Des consultations pour relancer le tourisme

Le ministre Randy Boissonnault est intéressé à mettre en place un projet pilote en immigration spécifique au tourisme.
Photo: Sean Kilpatrick La Presse canadienne Le ministre Randy Boissonnault est intéressé à mettre en place un projet pilote en immigration spécifique au tourisme.

« Au milieu de l’hiver, j’apprenais enfin qu’il y avait en moi un été invincible », a dit mercredi le ministre canadien du Tourisme, Randy Boissonnault, citant Albert Camus. « Prenons ce sentiment d’été invincible pour relancer le secteur en mieux. » C’est dans cet état d’esprit que le député franco-albertain a annoncé le début des consultations en vue d’une stratégie fédérale de tourisme postpandémique.

M. Boissonnault a commencé son allocution devant la Chambre de commerce du Montréal métropolitain par une anecdote à propos de la métropole québécoise. En 2006, il a participé à une compétition sportive des Outgames, puis s’est retrouvé dans une foule au cœur du Village. « Pour la première fois de ma vie, j’étais dans la double majorité : francophone et homme gai. C’était une bouffée d’oxygène comme je n’en avais jamais senti auparavant », a-t-il lancé, déclenchant les rires de son auditoire.

Des projets attrayants

 

La nature inclusive du Québec et du Canada fait partie de ce que l’ancien conseiller spécial du premier ministre Trudeau sur les enjeux LGBTQ+ veut promouvoir auprès des touristes. L’aspect sécuritaire du pays, l’abondance d’activités de plein air, la gastronomie, le sport et la culture autochtone seront aussi mis en avant. Pour le reste, le ministre en poste depuis quelques mois veut entendre — jusqu’au 20 juillet — les idées du public et des entrepreneurs pour développer des projets attrayants.

Le milieu d’affaires s’attend d’ail-leurs à un retour des touristes étrangers cet été. Mais ce sera un défi de bien les accueillir, puisque la pénurie de main-d’œuvre fait rage. Des solutions à ce problème, dont le recrutement à l’étranger, doivent d’ailleurs être incluses dans la future stratégie.
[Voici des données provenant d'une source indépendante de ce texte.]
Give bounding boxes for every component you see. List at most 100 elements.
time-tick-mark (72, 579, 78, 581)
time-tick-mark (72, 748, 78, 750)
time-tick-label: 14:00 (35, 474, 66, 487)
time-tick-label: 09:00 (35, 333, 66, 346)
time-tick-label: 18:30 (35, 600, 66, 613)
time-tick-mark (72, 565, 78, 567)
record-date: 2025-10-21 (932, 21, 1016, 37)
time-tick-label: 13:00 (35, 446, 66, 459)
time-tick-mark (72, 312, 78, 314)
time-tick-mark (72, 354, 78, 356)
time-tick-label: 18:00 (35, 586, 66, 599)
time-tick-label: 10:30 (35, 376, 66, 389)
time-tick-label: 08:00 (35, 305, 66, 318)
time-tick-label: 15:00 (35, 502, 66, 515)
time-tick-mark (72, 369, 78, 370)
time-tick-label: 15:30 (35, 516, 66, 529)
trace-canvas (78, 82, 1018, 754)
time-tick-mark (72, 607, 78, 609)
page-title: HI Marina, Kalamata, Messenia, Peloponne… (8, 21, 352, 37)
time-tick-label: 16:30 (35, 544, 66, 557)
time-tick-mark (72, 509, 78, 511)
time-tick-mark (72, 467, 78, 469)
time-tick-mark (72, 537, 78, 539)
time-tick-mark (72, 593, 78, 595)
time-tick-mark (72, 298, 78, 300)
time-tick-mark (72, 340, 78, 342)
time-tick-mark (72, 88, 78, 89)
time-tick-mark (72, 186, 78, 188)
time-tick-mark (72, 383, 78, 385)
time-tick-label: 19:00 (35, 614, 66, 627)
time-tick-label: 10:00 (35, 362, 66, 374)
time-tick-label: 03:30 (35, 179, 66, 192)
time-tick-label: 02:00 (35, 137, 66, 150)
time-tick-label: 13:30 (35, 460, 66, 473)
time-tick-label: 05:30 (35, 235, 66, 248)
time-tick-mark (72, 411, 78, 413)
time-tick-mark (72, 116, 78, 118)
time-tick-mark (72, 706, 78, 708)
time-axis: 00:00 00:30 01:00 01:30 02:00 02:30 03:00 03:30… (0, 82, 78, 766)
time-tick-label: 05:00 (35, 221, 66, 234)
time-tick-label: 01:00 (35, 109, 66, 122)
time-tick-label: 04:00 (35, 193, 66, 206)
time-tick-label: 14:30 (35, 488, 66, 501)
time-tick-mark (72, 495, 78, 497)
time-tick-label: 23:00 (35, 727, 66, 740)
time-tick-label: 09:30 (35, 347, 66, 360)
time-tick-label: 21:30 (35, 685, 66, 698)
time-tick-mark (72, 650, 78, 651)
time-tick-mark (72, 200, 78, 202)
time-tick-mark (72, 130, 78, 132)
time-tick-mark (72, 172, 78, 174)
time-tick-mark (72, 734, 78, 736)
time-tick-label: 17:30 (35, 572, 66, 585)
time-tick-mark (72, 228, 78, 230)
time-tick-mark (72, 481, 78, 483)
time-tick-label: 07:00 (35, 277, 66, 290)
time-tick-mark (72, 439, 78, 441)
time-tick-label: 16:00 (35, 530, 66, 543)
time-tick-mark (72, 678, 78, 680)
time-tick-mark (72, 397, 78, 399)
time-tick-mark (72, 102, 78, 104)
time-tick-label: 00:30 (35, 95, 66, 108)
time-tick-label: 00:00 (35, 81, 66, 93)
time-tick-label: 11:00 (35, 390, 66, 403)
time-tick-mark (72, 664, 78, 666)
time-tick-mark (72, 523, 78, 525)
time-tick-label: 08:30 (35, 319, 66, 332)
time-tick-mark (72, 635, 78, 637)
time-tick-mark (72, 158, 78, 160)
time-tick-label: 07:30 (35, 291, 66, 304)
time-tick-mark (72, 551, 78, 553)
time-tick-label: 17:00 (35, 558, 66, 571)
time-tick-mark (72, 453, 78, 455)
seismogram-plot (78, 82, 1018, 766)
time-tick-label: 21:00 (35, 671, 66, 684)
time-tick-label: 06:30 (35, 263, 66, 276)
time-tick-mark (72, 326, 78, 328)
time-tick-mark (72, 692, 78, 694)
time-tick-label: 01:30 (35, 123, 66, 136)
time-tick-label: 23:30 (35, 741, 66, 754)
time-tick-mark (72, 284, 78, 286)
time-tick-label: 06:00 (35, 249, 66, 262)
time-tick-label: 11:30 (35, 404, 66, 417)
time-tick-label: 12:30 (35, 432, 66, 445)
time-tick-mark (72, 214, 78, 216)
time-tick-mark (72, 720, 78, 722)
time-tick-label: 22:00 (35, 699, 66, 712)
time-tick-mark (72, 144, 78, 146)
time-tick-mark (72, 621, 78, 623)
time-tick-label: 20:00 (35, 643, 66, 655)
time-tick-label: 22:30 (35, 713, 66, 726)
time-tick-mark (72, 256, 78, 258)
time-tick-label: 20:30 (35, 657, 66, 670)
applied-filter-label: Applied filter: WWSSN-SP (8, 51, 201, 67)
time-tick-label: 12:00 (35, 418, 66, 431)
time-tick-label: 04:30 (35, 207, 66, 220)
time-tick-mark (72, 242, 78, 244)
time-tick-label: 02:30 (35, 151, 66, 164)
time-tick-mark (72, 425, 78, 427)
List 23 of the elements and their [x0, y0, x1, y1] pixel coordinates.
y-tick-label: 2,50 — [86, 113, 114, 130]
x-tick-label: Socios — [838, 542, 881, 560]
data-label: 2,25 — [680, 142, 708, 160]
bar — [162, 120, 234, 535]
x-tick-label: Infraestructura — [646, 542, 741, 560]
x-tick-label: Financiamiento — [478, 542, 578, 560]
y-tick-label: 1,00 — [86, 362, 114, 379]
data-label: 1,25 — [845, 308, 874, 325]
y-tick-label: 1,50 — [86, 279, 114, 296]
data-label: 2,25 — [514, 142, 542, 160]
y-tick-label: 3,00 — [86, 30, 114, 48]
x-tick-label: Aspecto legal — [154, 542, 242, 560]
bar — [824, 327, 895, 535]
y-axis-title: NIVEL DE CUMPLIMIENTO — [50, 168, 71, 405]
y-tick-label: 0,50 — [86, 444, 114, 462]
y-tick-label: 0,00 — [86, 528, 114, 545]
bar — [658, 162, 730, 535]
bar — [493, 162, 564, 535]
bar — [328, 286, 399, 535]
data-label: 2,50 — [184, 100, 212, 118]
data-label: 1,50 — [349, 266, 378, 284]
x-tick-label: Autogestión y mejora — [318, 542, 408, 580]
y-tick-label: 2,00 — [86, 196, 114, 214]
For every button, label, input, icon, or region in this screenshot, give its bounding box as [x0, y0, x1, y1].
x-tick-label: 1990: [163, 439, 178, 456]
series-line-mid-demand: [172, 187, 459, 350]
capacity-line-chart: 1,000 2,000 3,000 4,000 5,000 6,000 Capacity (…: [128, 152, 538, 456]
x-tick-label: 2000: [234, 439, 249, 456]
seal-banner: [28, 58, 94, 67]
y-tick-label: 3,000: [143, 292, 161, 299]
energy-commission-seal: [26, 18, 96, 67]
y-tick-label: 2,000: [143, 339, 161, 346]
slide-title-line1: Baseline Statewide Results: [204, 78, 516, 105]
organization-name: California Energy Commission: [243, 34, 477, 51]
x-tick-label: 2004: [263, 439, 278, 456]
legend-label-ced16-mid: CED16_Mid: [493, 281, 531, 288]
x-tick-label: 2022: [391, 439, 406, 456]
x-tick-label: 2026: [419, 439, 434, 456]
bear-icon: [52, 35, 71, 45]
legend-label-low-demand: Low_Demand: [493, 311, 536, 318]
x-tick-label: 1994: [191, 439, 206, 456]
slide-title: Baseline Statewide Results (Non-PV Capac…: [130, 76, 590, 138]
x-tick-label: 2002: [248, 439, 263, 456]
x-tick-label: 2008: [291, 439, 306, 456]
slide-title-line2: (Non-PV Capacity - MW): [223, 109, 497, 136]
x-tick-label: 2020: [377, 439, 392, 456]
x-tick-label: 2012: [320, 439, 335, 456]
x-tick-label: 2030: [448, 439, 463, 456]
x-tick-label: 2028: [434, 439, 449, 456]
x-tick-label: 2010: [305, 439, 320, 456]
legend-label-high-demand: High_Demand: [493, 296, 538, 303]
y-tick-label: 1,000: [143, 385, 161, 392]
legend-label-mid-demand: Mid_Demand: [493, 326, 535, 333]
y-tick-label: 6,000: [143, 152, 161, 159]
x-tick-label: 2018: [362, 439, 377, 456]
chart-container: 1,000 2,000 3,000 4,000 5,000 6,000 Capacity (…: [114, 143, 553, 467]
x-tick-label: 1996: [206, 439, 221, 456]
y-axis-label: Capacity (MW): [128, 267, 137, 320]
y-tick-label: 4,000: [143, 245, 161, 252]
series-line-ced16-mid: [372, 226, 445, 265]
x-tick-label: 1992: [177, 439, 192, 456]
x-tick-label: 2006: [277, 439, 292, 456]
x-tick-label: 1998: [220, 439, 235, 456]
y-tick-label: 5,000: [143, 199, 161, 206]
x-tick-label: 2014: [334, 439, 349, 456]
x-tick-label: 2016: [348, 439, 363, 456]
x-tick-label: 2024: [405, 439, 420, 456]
M. Boissonnault s’est notamment dit prêt à mettre en place un programme ou un projet pilote en immigration spécifique au tourisme.

« Je travaille étroitement avec le ministre [de l’Immigration] Sean Fraser », a-t-il assuré en entrevue au Devoir. Il a donné en exemple le programme pilote qui facilite l’accès à la résidence permanente des préposés aux bénéficiaires. « On va regarder si on peut faire la même chose en tourisme », a affirmé l’homme politique et entrepreneur.

Des temps encore difficiles

 

Rappelons que six associations d’hôteliers et de restaurateurs ont récemment demandé au fédéral de suspendre pour deux ans une exigence ralentissant l’arrivée de travailleurs étrangers temporaires dans leurs établissements.

Sans cette aide, ils jugent qu’ils manqueront dramatiquement d’employés cet été. Le cabinet de la ministre de l’Emploi, Carla Qualtrough, s’est par contre montré peu ouvert à l’idée.

Pour les prochains mois, M. Boissonnault admet que ce sera « un peu difficile » d’améliorer la situation. Il juge toutefois qu’un travail de longue haleine, sur 5 à 10 ans, sera nécessaire pour attirer, former et garder une main-d’œuvre suffisante dans ce secteur dévasté par deux ans de pandémie.

Dans l’immédiat, un autre défi préoccupe aussi l’industrie du tourisme : l’engorgement dans les aéroports, qui serait le fait des tests aléatoires de dépistage de la COVID-19 et des contrôles de santé publique aux douanes. À cet effet, M. Boissonnault a assuré que l’Administration canadienne de la sûreté du transport aérien, qui gère les mesures sanitaires dans les aéroports, embauchait et formait des employés pour faire diminuer les files d’attente.